Quando passamos pela cidade de Floriano fomos informados de que muitos piauienses gostariam que o nome Piauí fosse grafado à maneira antiga. No casco achatado de um navio salineiro recém adquirido pelo governo do Estado, temporariamente encalhado num banco de areia do Rio Parnaíba, lia-se Piauhy (isso mesmo, com agá e ípsilon no final).

Nesta viagem, os contrastes geravam sempre perplexidade. Constatamos, por exemplo, que à medida que nos aproximávamos de Avelino Lopes, a cidade alvo da nossa pesquisa, as crianças da região mostravam-se mais coradas e relativamente saudáveis (comparadas às crianças de outros Estados nordestinos), o que nos deixava ao mesmo tempo surpresos e intrigados. Depois de alguma reflexão, concluímos que a boa qualidade da água subterrânea afugentava a verminose e que uma variada agricultura de subsistência, em alguns municípios, alimentava melhor a gurizada.

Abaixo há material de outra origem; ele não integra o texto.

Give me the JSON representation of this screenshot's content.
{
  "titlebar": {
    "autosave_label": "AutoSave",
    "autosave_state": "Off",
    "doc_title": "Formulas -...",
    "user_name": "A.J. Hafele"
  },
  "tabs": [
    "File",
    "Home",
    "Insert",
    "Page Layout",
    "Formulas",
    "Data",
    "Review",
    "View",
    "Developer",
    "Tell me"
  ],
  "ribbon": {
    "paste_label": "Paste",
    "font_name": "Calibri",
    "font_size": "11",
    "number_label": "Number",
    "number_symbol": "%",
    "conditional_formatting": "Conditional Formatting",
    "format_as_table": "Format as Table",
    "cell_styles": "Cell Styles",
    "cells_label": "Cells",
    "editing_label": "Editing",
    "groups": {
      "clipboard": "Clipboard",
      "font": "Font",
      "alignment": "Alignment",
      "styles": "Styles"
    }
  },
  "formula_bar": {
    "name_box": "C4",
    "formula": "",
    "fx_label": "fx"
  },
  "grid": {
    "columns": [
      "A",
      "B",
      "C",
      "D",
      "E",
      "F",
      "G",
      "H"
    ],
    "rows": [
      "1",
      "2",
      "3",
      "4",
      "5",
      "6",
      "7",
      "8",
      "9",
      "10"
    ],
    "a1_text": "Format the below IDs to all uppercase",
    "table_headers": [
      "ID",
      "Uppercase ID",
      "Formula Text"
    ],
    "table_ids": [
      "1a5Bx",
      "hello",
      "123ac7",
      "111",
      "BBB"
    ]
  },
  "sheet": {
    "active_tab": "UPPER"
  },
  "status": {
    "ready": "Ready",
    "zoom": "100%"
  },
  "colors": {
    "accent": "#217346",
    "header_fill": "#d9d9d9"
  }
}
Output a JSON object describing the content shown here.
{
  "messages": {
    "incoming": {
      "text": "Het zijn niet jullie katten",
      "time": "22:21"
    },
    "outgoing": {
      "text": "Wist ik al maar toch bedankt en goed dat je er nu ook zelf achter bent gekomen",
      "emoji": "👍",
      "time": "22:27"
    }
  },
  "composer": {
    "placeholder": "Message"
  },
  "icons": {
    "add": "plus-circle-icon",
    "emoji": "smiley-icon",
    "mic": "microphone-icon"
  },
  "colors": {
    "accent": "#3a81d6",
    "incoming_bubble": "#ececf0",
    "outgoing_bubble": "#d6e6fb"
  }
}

Pois bem. Dezenove anos se passaram depois daquela memorável viagem e nesse espaço de tempo a região abrangendo o vale do Gurguéia ampliou e diversificou a sua produção agrícola e hoje, no cerrado em torno do vale, a soja é a cultura da vez. Novos municípios foram criados e no de Alvorada do Gurguéia (fundado em 1994) plantam-se hoje arroz, cana-de-açúcar, feijão, mandioca, milho e, claro, soja.

Recentemente o Piauí voltou a ser notícia depois que o presidente da toda poderosa Philips do Brasil, Sr. Paulo Zottolo, militante do movimento cívico de objetivos nebulosos denominado "Cansei", disse que "se o Piauí deixar de existir, ninguém vai ficar chateado". Por outro lado, leio no editorial do jornal O Povo (CE), do dia 19 de agosto passado a informação de que já existe um movimento separatista (à frente políticos e empresários) para que a região do Vale do Gurguéia seja emancipada como Estado. Quer dizer, em vez de procurar integrar o restante do Piauí a sua parte mais desenvolvida, os senhores da riqueza querem segregar a porção mais pobre que provavelmente se tornará paupérrima. Esta separação, se concretizada, se constituirá, na minha opinião, num ato de extrema falta de sensibilidade e de covardia.


(*) Professor do Departamento de Geologia da UFC.